Müslümanlar arasında kin, korku, ilişki kesme, düşmanlık etmek gibi kardeşliğe ters düşen kabalıkların bulunmasının hükmü nedir? Buğz etme, ilişki kesme ve sırt çevirme ile ilgili hadisler.

Müminlerin birbirine buğz etmesi, sırt çevirmesi ve aralarındaki ilişkiyi kesmesi ile ilgili ayet ve hadisler.

BUĞZ ETME, İLİŞKİ KESME, SIRT ÇEVİRME İLE İLGİLİ AYETLER

"Mü'minler ancak kardeştirler." (Hucurât sûresi, 10)

Mü'minler arası ilişkiler, İslâm toplum yapısının sıhhat şartıdır. Bu ilişkilerin tek kelime ile ifadesi ise "kardeşlik"tir. Bunun anlamı, kan kardeşleri nasıl birbirlerine aleyhinde çok sıcak duygular hissediyor, birbirlerine arkadaki çıkıyorlarsa, aralarında din ve iman bağı yer alan tüm mü'minler de aynı sıcak ve arkadaş canlısı duygu ve davranış birliği içindedirler. Aralarındaki uyuşmazlık ve kırgınlıklar, normalde öz kardeşler arasındaki uyuşmazlık ve kırgınlıklar gibi çok kısa sürelidir. Uzun vakit devam edecek bir kırgınlık, hele birbirleriyle ilişkilerini koparma derecesine varacak bir düşmanlık katiyen düşünülemez.

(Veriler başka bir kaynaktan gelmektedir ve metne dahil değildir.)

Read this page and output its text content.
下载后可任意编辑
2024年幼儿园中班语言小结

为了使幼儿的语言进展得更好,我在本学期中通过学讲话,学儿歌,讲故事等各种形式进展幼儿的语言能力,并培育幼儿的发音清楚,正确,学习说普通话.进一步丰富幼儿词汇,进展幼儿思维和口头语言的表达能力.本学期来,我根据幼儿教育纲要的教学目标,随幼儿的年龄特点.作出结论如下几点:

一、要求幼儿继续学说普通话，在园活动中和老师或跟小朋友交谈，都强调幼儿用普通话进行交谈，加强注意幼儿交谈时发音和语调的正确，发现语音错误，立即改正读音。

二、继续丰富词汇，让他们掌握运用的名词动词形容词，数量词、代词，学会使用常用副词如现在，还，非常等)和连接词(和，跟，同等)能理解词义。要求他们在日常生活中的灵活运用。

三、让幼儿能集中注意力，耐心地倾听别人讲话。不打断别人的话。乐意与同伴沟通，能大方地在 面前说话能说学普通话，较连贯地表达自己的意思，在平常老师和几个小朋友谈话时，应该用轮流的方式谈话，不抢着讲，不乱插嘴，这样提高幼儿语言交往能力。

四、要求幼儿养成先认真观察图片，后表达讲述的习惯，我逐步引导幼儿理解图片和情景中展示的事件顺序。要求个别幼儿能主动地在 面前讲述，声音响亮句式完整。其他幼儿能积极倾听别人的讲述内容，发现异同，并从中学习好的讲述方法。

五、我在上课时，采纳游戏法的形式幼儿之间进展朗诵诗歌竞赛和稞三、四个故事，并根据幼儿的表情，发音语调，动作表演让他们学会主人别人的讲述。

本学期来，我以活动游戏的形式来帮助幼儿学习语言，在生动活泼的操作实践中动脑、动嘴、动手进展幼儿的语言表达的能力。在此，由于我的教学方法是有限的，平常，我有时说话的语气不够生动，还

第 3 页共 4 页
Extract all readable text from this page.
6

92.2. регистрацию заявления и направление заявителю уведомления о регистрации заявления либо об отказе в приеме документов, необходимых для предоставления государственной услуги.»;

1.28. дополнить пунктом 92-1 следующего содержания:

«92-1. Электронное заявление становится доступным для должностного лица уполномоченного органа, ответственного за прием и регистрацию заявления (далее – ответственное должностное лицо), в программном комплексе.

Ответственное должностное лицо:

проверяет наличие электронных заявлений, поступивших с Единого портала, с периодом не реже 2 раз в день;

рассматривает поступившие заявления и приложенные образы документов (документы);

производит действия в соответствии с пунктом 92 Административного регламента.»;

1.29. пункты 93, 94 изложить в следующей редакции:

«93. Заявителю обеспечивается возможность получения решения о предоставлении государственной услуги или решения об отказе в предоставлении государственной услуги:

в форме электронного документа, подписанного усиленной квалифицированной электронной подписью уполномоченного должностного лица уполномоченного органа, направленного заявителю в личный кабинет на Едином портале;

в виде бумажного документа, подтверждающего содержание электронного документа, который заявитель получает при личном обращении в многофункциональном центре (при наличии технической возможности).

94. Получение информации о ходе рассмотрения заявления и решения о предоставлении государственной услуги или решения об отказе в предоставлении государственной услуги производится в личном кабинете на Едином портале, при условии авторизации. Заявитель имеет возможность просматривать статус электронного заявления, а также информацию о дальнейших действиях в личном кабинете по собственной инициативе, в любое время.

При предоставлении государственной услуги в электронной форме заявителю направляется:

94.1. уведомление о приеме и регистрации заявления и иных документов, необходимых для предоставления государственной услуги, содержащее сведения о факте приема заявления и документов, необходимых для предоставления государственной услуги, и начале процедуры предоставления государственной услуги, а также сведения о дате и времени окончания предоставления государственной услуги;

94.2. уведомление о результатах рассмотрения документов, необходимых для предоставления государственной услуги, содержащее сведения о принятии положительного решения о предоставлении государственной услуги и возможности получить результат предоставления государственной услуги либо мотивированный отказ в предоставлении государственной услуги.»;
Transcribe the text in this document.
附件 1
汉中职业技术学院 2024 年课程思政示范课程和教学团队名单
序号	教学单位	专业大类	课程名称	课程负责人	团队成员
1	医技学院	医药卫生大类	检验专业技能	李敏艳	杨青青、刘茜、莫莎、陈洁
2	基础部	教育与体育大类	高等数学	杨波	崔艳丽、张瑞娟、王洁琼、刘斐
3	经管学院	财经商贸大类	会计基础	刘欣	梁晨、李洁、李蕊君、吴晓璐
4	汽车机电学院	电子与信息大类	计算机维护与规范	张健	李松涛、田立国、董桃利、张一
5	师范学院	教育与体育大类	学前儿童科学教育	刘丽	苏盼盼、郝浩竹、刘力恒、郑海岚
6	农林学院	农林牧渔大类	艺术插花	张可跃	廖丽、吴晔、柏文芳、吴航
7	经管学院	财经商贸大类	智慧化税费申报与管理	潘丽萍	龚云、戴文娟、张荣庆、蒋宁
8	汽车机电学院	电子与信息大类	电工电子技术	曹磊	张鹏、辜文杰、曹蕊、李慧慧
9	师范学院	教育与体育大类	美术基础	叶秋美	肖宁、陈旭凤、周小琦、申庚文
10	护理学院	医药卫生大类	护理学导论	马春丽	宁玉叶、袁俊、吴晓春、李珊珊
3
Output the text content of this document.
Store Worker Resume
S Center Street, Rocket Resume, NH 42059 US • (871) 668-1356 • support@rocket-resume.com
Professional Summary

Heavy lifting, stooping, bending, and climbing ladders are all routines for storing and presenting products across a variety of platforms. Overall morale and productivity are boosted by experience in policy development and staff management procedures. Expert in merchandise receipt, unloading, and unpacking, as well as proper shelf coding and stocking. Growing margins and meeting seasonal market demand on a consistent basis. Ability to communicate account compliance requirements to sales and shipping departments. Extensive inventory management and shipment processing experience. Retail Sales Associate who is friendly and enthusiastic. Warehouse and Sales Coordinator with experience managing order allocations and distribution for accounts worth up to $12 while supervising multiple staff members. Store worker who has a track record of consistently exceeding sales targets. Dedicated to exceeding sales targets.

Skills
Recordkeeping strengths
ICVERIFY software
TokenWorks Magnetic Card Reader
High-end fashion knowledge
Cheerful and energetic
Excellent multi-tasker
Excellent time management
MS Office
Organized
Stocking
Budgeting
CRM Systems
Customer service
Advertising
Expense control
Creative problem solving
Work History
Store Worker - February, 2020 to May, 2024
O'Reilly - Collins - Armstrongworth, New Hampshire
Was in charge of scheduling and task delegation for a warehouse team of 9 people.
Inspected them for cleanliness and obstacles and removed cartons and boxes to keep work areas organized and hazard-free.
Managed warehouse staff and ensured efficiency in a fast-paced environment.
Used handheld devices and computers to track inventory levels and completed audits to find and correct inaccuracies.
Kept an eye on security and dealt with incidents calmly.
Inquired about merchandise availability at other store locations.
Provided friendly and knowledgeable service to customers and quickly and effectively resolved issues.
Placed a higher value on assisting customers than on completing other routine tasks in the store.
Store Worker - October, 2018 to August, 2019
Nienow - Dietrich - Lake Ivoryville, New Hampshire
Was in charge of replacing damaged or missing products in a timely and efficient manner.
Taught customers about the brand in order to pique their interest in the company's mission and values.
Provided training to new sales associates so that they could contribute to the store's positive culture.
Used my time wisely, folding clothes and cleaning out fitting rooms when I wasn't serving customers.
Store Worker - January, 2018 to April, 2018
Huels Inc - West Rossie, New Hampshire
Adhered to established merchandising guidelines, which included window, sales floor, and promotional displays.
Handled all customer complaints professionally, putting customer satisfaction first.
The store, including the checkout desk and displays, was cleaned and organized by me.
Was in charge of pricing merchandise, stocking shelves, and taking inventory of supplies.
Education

"Onlar mü'minlere karşısında yüce gönüllü, kâfirlere karşısında onurlu ve zorludurlar." (Mâide sûresi, 54)

Mü'minlerden beklenen kendileriyle aynı imanı paylaşanlara aleyhinde yumuşak, şefkatli, yufka yürekli ve mütevazi olmalarıdır. Mü'minlerin baskı ve sertliği ancak dinsizlere ve kâfirlere karşıdır. Bu tesbit, İslâm'dan dönecek olanların yerine, Allah'ın, dilerse getireceği yeni mü'minlerin özelliklerini belirten âyetin bir cümlesidir. Benzer özelliği aşağıdaki âyette, sahâbîlerin vasfı olarak bulmaktayız.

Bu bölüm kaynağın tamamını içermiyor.